|Twizeyimana, M - University Of Illinois|
|Ojiambo, Peter - University Of North Carolina|
|Caetano-anolles, Gustavo - University Of Illinois|
|Bandyopadhyay, Ranajit - International Institute For Tropical Agriculture|
Submitted to: Phytopathology
Publication Type: Peer Reviewed Journal
Publication Acceptance Date: 11/14/2008
Publication Date: 4/1/2009
Publication URL: http://handle.nal.usda.gov.d2.nal.usda.gov/10113/29186
Citation: Twizeyimana, M., Ojiambo, P.S., Haudenshield, J.S., Caetano-Anolles, G., Pedley, K.F., Bandyopadhyay, R., Hartman, G.L. 2009. Pathogenic variation of Phakopsora pachyrhizi infecting soybean in Nigeria. Phytopathology. 99(4):353-361. Interpretive Summary: Soybean rust is a disease caused by a fungus, which has developed into a serious threat in most major soybean producing countries in the world. Its recent spread to Africa, South America and North America has led to increased concerns about the control of the disease and the genetic structure of the pathogen. In this study, molecular DNA markers were used to determine that a high degree of genetic variation occurred in the sampled populations of the fungus. This information is important to plant pathologists, population biologists, and microbial geneticists that are interested in knowing about genetic diversity in this important soybean pathogen.

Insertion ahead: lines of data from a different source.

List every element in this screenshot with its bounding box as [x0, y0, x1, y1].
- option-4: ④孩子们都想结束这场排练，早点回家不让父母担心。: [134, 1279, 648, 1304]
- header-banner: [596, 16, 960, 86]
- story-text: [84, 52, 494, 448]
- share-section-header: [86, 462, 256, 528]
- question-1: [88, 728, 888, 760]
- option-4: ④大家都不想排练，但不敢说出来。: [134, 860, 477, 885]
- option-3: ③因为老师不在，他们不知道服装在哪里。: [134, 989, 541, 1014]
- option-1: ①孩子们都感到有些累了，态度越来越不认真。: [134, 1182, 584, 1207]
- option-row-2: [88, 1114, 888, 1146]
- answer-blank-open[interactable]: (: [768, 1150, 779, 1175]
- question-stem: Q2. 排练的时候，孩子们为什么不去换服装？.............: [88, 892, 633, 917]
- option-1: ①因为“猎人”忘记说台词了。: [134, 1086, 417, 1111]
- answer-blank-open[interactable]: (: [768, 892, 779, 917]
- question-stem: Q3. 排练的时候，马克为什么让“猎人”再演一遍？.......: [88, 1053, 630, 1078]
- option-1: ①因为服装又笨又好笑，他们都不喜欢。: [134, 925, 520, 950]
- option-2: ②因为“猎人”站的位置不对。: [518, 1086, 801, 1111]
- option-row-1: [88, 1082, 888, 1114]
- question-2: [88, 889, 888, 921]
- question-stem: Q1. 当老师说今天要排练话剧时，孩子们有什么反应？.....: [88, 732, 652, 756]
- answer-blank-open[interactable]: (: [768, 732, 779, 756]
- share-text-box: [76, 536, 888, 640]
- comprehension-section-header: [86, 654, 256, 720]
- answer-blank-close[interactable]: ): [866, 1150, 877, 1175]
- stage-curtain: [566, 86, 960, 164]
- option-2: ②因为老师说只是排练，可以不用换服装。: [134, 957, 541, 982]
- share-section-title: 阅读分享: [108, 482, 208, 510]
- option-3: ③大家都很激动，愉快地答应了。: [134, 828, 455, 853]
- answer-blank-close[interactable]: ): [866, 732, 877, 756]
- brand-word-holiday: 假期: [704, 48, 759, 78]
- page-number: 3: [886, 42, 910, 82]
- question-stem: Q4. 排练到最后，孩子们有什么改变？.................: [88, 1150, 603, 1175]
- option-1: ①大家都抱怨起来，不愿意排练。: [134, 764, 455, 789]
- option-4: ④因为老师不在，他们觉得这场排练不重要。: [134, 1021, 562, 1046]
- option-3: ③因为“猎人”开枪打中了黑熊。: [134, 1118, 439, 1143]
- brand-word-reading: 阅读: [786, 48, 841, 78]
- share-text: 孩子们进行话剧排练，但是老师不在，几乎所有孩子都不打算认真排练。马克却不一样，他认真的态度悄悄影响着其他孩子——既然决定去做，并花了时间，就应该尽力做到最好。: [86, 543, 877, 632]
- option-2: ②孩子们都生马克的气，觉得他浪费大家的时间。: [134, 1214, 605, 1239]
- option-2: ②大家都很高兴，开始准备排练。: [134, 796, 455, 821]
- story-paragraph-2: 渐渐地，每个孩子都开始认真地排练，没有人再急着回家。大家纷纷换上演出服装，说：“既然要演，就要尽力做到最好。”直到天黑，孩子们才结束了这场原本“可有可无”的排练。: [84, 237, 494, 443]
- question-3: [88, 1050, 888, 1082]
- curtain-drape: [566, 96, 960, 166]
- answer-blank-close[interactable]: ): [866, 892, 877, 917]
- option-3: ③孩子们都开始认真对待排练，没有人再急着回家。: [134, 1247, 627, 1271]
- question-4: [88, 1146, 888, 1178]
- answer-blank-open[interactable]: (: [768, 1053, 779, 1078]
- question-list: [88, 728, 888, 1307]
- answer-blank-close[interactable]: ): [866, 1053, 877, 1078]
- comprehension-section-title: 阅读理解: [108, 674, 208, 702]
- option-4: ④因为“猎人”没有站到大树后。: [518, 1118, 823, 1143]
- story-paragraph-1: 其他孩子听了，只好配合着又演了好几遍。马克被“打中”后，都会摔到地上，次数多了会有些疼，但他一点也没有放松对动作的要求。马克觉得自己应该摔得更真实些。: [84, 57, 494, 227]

Technical Abstract: Soybean rust, caused by Phakopsora pachyrhizi, is a major disease in many soybean-producing areas in Nigeria. To determine the virulence and the genetic structure of Nigerian field populations of the soybean rust pathogen, a total of 116 purified isolates established from infected leaves randomly collected from soybean fields in four agroecological zones in 2005 were used. The virulence variability of the isolates was determined using a set of four soybean accessions with Rpp1, Rpp2, Rpp3, and Rpp4 resistance genes, two highly resistant and two highly susceptible genotypes. Principal component and cluster analyses on the number of uredinia per cm2 of leaf tissue separated the rust isolates into seven pathotype clusters. Isolates in cluster III were the most virulent, while those in cluster IV were the least virulent. In a follow-up study, 18 simple sequence repeat markers were used to study the genetic diversity using the same 116 isolates and an additional 146 isolates collected from infected plants in two fields (73 isolates in each field) located 292 km apart. There was a high genetic variation in Nigerian P. pachyrhizi populations. Eighty-four distinct genotypes were identified among isolates from the three agroecological zones, while 48 distinct genotypes were identified from 146 isolates analyzed from both fields. Nei’s average genetic diversity across geographical regions was 0.22 while both fields had 0.09. Hierarchical analysis of molecular variance revealed significant (P < 0.05) and low genetic differentiation among all populations of P. pachyrhizi. However, the majority (> 90%) of the genetic diversity was distributed within a soybean field, while almost 6% was distributed among fields within geographic regions. The phylogenetic analysis showed three groups in Nigerian rust populations with one major group comprising more than 90% of the isolates. However there was a poor correlation between virulence and genetic variation. This work will be useful in breeding and management of soybean rust by facilitating the deployment of rust-resistant cultivars.